【26】她的守护者

    【26】她的守护者 (第1/3页)

    大年三十晚,杜思秋在外头到处晃荡,冷,持续下降的气温冻得她瑟瑟发抖,就连鼻腔里呼出来的气体都是冒着烟的。

    晚上七点十八分的时刻,街道上比以往任何时刻都要安静,忽然之间,仿佛变成了一座无人之城。平日里这座城市的热闹,绝大部分来自于外来者,从中小城市来的打工者,大学生或者外来游客等。现在这些人都赶回家去了,带着轻而少的行李,带着深藏内心的思念,迫切地回家去了。

    就算是本地的人们,这个时刻也都在家里与家人吃着年夜饭。她呢,现在到底是在干嘛,好好的,又没有什么矛盾纠葛,更没有什么深仇大恨,耍什么矫情姿态,有家不回呢!

    她低下头,在心里这样狠狠地骂了自己一顿。无奈地苦笑。

    每逢遇到这种连自己都鄙视,连自己都无法理解的境况,她便不得不怀疑自己是否心理有毛病。

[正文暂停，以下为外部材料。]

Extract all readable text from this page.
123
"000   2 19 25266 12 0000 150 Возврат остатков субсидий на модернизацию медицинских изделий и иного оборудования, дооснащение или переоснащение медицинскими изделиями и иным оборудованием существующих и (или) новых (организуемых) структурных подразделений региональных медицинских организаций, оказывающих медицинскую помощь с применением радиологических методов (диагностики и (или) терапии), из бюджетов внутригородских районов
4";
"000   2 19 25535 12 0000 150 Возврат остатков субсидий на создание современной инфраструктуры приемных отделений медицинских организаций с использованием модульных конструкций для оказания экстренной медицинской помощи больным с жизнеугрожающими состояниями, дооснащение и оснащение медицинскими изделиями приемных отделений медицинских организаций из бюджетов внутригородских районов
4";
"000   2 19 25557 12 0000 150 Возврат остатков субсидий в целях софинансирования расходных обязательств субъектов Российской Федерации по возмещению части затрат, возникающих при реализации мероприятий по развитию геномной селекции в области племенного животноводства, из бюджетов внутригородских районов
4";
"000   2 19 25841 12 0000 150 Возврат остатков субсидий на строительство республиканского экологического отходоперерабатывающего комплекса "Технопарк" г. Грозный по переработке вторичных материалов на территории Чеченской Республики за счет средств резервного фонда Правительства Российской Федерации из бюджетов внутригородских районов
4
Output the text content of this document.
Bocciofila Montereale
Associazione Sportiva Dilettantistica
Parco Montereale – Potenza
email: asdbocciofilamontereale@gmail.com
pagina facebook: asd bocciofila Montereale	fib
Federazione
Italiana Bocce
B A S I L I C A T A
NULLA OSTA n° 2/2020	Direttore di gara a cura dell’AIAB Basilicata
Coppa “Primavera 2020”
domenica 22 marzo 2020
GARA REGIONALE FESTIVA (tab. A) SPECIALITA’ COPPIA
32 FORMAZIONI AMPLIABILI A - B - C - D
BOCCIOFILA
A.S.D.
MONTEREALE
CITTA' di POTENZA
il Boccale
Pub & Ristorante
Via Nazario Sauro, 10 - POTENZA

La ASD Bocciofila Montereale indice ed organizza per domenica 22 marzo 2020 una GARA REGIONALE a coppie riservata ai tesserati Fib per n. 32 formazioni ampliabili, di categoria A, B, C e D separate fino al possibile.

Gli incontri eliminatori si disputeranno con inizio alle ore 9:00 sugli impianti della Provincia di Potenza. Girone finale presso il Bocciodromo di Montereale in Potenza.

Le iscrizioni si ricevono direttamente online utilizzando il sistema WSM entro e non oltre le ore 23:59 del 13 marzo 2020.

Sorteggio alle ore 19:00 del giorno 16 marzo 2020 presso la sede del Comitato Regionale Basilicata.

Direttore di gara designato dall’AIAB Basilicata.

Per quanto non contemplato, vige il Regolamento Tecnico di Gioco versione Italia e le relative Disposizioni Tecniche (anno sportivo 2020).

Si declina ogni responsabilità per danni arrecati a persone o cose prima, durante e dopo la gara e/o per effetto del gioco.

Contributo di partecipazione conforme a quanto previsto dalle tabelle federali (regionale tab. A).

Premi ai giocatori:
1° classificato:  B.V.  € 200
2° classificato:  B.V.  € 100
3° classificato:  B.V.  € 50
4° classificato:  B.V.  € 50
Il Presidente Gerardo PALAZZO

为什么不能够和普通的女孩子一样,遇到不痛快的事,即狠狠大哭一顿,过几天又重新微笑,原谅一切,忘掉一切不如意的事。假如能够这样,那该多好。

    偏偏她是那种典型的小心眼(她自己是这样认为的)的女孩儿,抑或可以理解为对于事情反应的迟钝和后知后觉。当时所处的痛苦或烦闷处境,她往往无法立刻作出该有的反应,有时候甚至平静得足以吓到自己。然而,这种本该很快消失的疼痛感却会因此而延续下去,变成一根扎在肉体里面忘记拔出来的刺,起先并未注意到她的存在,可是会在某一个不经意的时刻,一旦触碰,仍然会感觉到钝钝的痛,久久无法消失。

    杜思秋记得她爷爷去世时,她都是没有哭的。那一天凌晨,她跟随父母去参加爷爷的葬礼。根据当地习俗,身为儿媳的杜思秋的妈妈,一进灵堂便得跪到灵柩前撕心裂肺地嚎啕大哭,以示孝顺和哀悼。等家族里年长的老者挥手说行了,可以了,不用哭了。妈妈便神奇地刹住了哭声,脸上哗啦啦的眼泪还没来得及擦掉呢。这是年少的杜思秋记忆里最为厌恶的一个场面,人与人之间情感的表达,原本不该是这样虚伪的。你,要么别浮夸,要么哀到心肺里去。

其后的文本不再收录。